The paper tackles the problem of designing a distribution-free, data-driven upper confidence bounds algorithm for heavy-tailed bandits, achieving near-optimal regret without requiring prior knowledge of moment parameters.
Stochastic multi-armed bandits (MABs) provide a fundamental reinforcement learning model to study sequential decision making in uncertain environments. The upper confidence bounds (UCB) algorithm gave birth to the renaissance of bandit algorithms, as it achieves near-optimal regret rates under various moment assumptions. Up until recently most UCB methods relied on concentration inequalities leading to confidence bounds which depend on moment parameters, such as the variance proxy, that are usually unknown in practice.

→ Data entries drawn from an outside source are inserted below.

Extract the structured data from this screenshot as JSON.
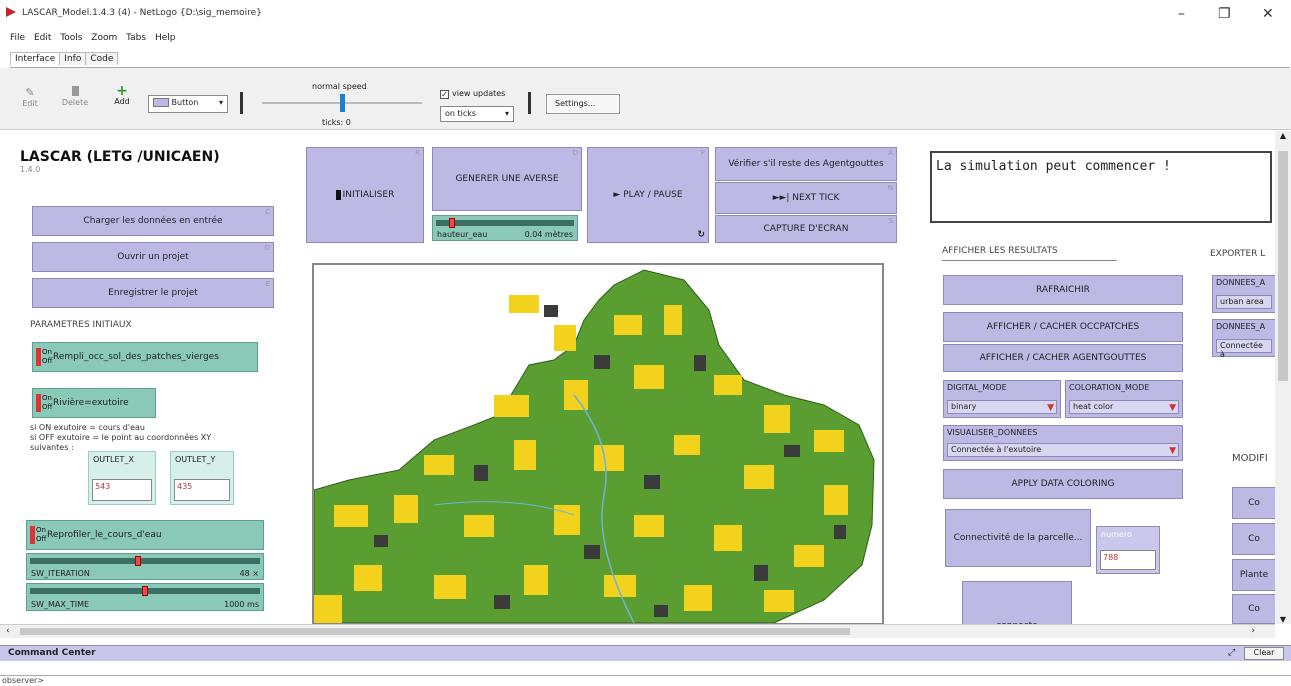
{
  "window": {
    "title": "LASCAR_Model.1.4.3 (4) - NetLogo {D:\\sig_memoire}",
    "minimize": "–",
    "maximize": "❐",
    "close": "✕"
  },
  "menu": [
    "File",
    "Edit",
    "Tools",
    "Zoom",
    "Tabs",
    "Help"
  ],
  "tabs": [
    "Interface",
    "Info",
    "Code"
  ],
  "toolbar": {
    "edit": "Edit",
    "delete": "Delete",
    "add": "Add",
    "widget_select": "Button",
    "speed_label": "normal speed",
    "ticks": "ticks: 0",
    "view_updates": "view updates",
    "update_mode": "on ticks",
    "settings": "Settings..."
  },
  "model": {
    "title": "LASCAR (LETG /UNICAEN)",
    "version": "1.4.0"
  },
  "left": {
    "load_data": "Charger les données en entrée",
    "open_project": "Ouvrir un projet",
    "save_project": "Enregistrer le projet",
    "params_header": "PARAMETRES INITIAUX",
    "switch1": "Rempli_occ_sol_des_patches_vierges",
    "switch2": "Rivière=exutoire",
    "note": "si ON exutoire = cours d'eau\nsi OFF exutoire = le point au coordonnées XY suivantes :",
    "outlet_x_label": "OUTLET_X",
    "outlet_x": "543",
    "outlet_y_label": "OUTLET_Y",
    "outlet_y": "435",
    "switch3": "Reprofiler_le_cours_d'eau",
    "sw_iteration_label": "SW_ITERATION",
    "sw_iteration": "48 ×",
    "sw_iteration_fraction": 0.47,
    "sw_max_time_label": "SW_MAX_TIME",
    "sw_max_time": "1000 ms",
    "sw_max_time_fraction": 0.5,
    "on": "On",
    "off": "Off"
  },
  "top_buttons": {
    "init": "INITIALISER",
    "init_key": "R",
    "rain": "GENERER UNE AVERSE",
    "rain_key": "D",
    "play": "► PLAY / PAUSE",
    "play_key": "P",
    "verify": "Vérifier s'il reste des Agentgouttes",
    "verify_key": "A",
    "next": "►►| NEXT TICK",
    "next_key": "N",
    "capture": "CAPTURE D'ECRAN",
    "capture_key": "S",
    "hauteur_label": "hauteur_eau",
    "hauteur_value": "0.04 mètres",
    "hauteur_fraction": 0.1
  },
  "output": "La simulation peut commencer !",
  "right": {
    "results_header": "AFFICHER LES RESULTATS",
    "refresh": "RAFRAICHIR",
    "toggle_occ": "AFFICHER / CACHER OCCPATCHES",
    "toggle_agents": "AFFICHER / CACHER AGENTGOUTTES",
    "digital_mode_label": "DIGITAL_MODE",
    "digital_mode": "binary",
    "coloration_label": "COLORATION_MODE",
    "coloration": "heat color",
    "visualiser_label": "VISUALISER_DONNEES",
    "visualiser": "Connectée à l'exutoire",
    "apply": "APPLY DATA COLORING",
    "connectivity": "Connectivité de la parcelle...",
    "numero_label": "numero",
    "numero": "788",
    "connecte": "connecte",
    "export_header": "EXPORTER L",
    "export1_label": "DONNEES_A",
    "export1": "urban area",
    "export2_label": "DONNEES_A",
    "export2": "Connectée à",
    "modif_header": "MODIFI",
    "side_btns": [
      "Co",
      "Co",
      "Plante",
      "Co"
    ]
  },
  "command": {
    "title": "Command Center",
    "clear": "Clear",
    "prompt": "observer>"
  },
  "colors": {
    "button": "#bcb9e4",
    "green_widget": "#8ac8b8",
    "map_green": "#5a9e32",
    "map_yellow": "#f2d21c",
    "map_dark": "#3b3b3b"
  }
}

In this paper, we propose a new distribution-free, data-driven UCB algorithm for symmetric reward distributions, which needs no moment information. The key idea is to combine a refined, one-sided version of the recently developed resampled median-of-means (RMM) method with UCB. We prove a near-optimal regret bound for the proposed anytime, parameter-free RMM-UCB method, even for heavy-tailed distributions.